Jake gave Taylor the gift of producing a CD for his last birthday, complete with a crack band of musicians (Mark Erelli, Zack Hickman, Greg Liszt). This is Taylor’s first solo CD project, after 28 years with and as co-founder of Northern Lights, and the past eight years with the Bluegrass Gospel Project - which he continues to perform with regularly.
Jake's New CD
About his newest CD, Jake offers, “This is organic music. It’s a bunch of guys playing their instruments and singing, and getting taped while they’re doing it.
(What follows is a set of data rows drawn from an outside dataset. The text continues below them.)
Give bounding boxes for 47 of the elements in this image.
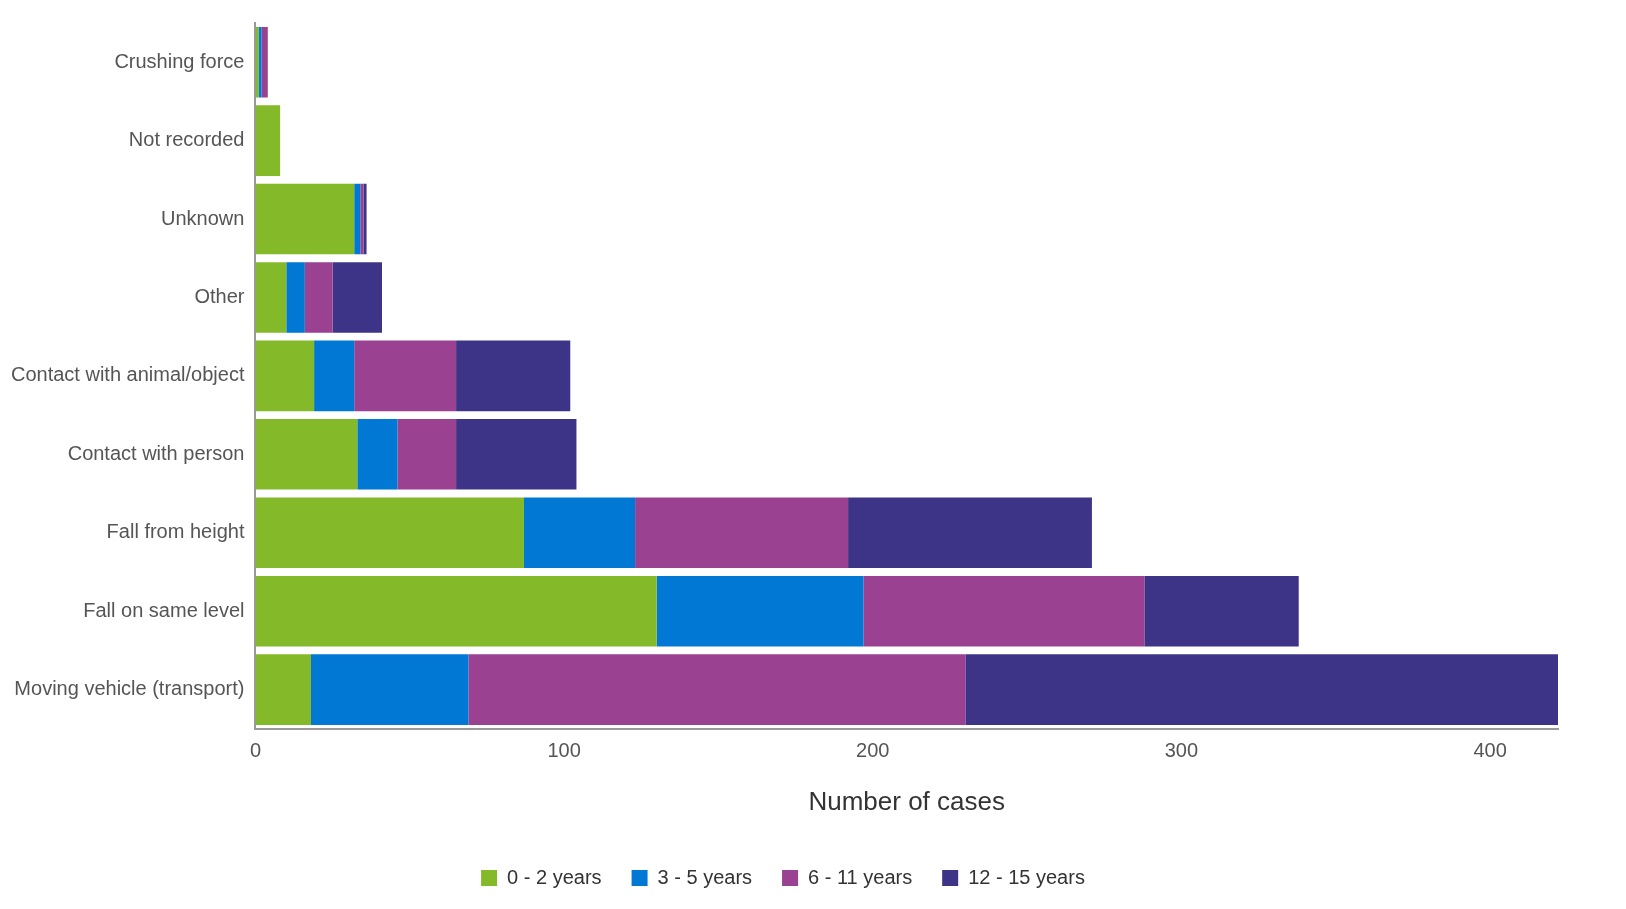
y-tick-label: Other bbox=[194, 284, 245, 307]
y-tick-label: Moving vehicle (transport) bbox=[14, 677, 245, 700]
bar bbox=[255, 262, 287, 333]
bar bbox=[332, 262, 382, 333]
y-tick-label: Contact with person bbox=[67, 441, 245, 464]
bar bbox=[255, 105, 281, 176]
bar bbox=[255, 654, 312, 725]
y-tick-label: Fall on same level bbox=[83, 598, 245, 621]
bar bbox=[255, 183, 355, 255]
bar bbox=[357, 419, 398, 490]
bar bbox=[456, 340, 571, 412]
bar bbox=[261, 26, 268, 98]
bar bbox=[468, 654, 966, 725]
bar bbox=[304, 262, 333, 333]
bar bbox=[255, 497, 524, 569]
bar bbox=[965, 654, 1558, 725]
bar bbox=[523, 497, 636, 569]
bar bbox=[635, 497, 849, 569]
legend-label: 0 - 2 years bbox=[507, 865, 602, 888]
legend-label: 12 - 15 years bbox=[968, 865, 1085, 888]
bar bbox=[255, 419, 358, 490]
legend-label: 6 - 11 years bbox=[808, 865, 913, 888]
y-tick-label: Crushing force bbox=[114, 49, 245, 72]
x-tick-label: 200 bbox=[856, 739, 890, 762]
x-tick-label: 0 bbox=[249, 739, 262, 762]
legend-label: 3 - 5 years bbox=[657, 865, 753, 888]
bar bbox=[848, 497, 1092, 569]
x-tick-label: 300 bbox=[1164, 739, 1199, 762]
bar bbox=[456, 419, 577, 490]
bar bbox=[255, 575, 657, 647]
bar bbox=[354, 340, 457, 412]
y-tick-label: Contact with animal/object bbox=[10, 363, 245, 386]
x-axis-title: Number of cases bbox=[808, 785, 1005, 816]
bar bbox=[286, 262, 305, 333]
bar bbox=[314, 340, 355, 412]
bar bbox=[354, 183, 361, 255]
bar bbox=[311, 654, 469, 725]
x-tick-label: 400 bbox=[1473, 739, 1507, 762]
y-tick-label: Not recorded bbox=[128, 128, 245, 151]
bar bbox=[255, 340, 315, 412]
bar bbox=[863, 575, 1145, 647]
x-tick-label: 100 bbox=[547, 739, 581, 762]
bar bbox=[656, 575, 864, 647]
bar bbox=[1144, 575, 1299, 647]
y-tick-label: Unknown bbox=[161, 206, 245, 229]
bar bbox=[397, 419, 457, 490]
y-tick-label: Fall from height bbox=[106, 520, 245, 543]
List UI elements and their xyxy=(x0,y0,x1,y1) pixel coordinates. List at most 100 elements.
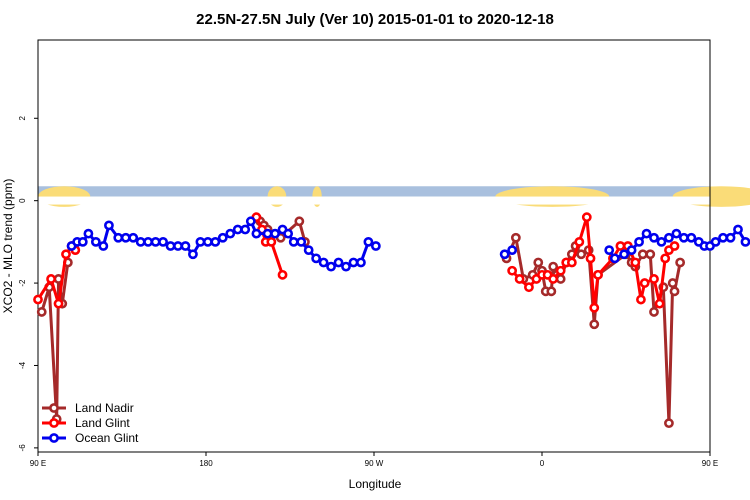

There’s no pitch correction, no chemicals, no nothing.” Armerding and his “bunch of guys” – Boston musical heavies Zack Hickman, Mark Erelli, Billy Beard, Richard Gates, Kevin Barry and Taylor Armerding – holed up in a studio in North Reading just before Christmas, got completely snowed in, and made some beautiful, raucous, lasting music. Armerding confides, “For years I’ve been trying to get away from love songs – everybody writes them, they’re the easiest to write, all that stuff. But then I fell in love and got married, so it wasn’t really an option.” Erelli, a longtime friend and colleague who contributed guitar and vocal tracks to the project, commented, “It’s pretty amazing to listen to a whole record of love songs and not hear any of the usual love song clichés.” |
It was the early 1980s when local bluegrasser Taylor Armerding started his 5-year-old son, Jake, on Suzuki violin. Twenty-six years later, Jake returned the favor by assembling Boston’s best bluegrass musicians to help his dad record his first solo album. And the two of them will celebrate simultaneous album releases when the Jake and Taylor Armerding band takes the stage. Jake is releasing his fourth album of originals titled HER, a collection of love songs that may have something to do with the fact that he got married last fall. Taylor’s album, his first solo project, HEAD THAT WAY, is a retrospective of his more than 30 years on the local and national scene. Besides Jake on fiddle and vocals, Taylor’s CD features Zack Hickman on bass, Mark Erelli on guitar and vocals, Lincoln Meyers on guitar, Greg Liszt on banjo and his youngest son, Jesse Armerding, on drums. The special double-CD release concert will deliver the fusion of bluegrass, blues, folk, pop, classical and rock that has come to be known as Americana. Together, the Armerdings deliver harmonic vocal blend that is so clean, so tight, so smooth that it is difficult to tell who is singing what. It’s as if they’re related.
Taylor Armerding was a co-founder in 1975 of New England’s most prominent progressive bluegrass band, Northern Lights. He spent 28 years as the band's front man, mandolin player, lead singer and chief songwriter. During those years, the band recorded nine albums and toured nationally and internationally, playing occasionally with the late fiddle legend Vassar Clements, bluegrass star Peter Rowan and folk legend Jonathan Edwards. Since 2001 Taylor has fronted the Vermont-based Bluegrass Gospel Project, plays occasionally with Jake and in 2008 joined the Jonathan Edwards trio on mandolin and vocals. He also plays mandolin, sings and dresses up more than usual to play with two Zack Hickman projects – Barnstar and the House of Ill Repute.
Jake Armerding studied classical violin into high school and absorbed bluegrass just by being around the house. At 13, he joined Northern Lights on fiddle and recorded three albums with the band during his high school and college years. He soon turned his attention to songwriting, and recorded his first CD, Caged Bird, while at Wheaton College (IL). In 2003, Nashville independent label Compass released Jake Armerding, a collection of folk-pop songs written over a year living in Music City. “A master at bending boundaries” marveled the Boston Globe, while the Washington Post called Armerding's instrumental skills “remarkable.” After more than 500 performances, from Anchorage to London and Miami to Bangor, Armerding returned to Nashville to record Walking on the World. “His real achievement has been to bend the boundaries of the genre -- to break the conventions that define country music,” wrote the Boston Globe (March 2007).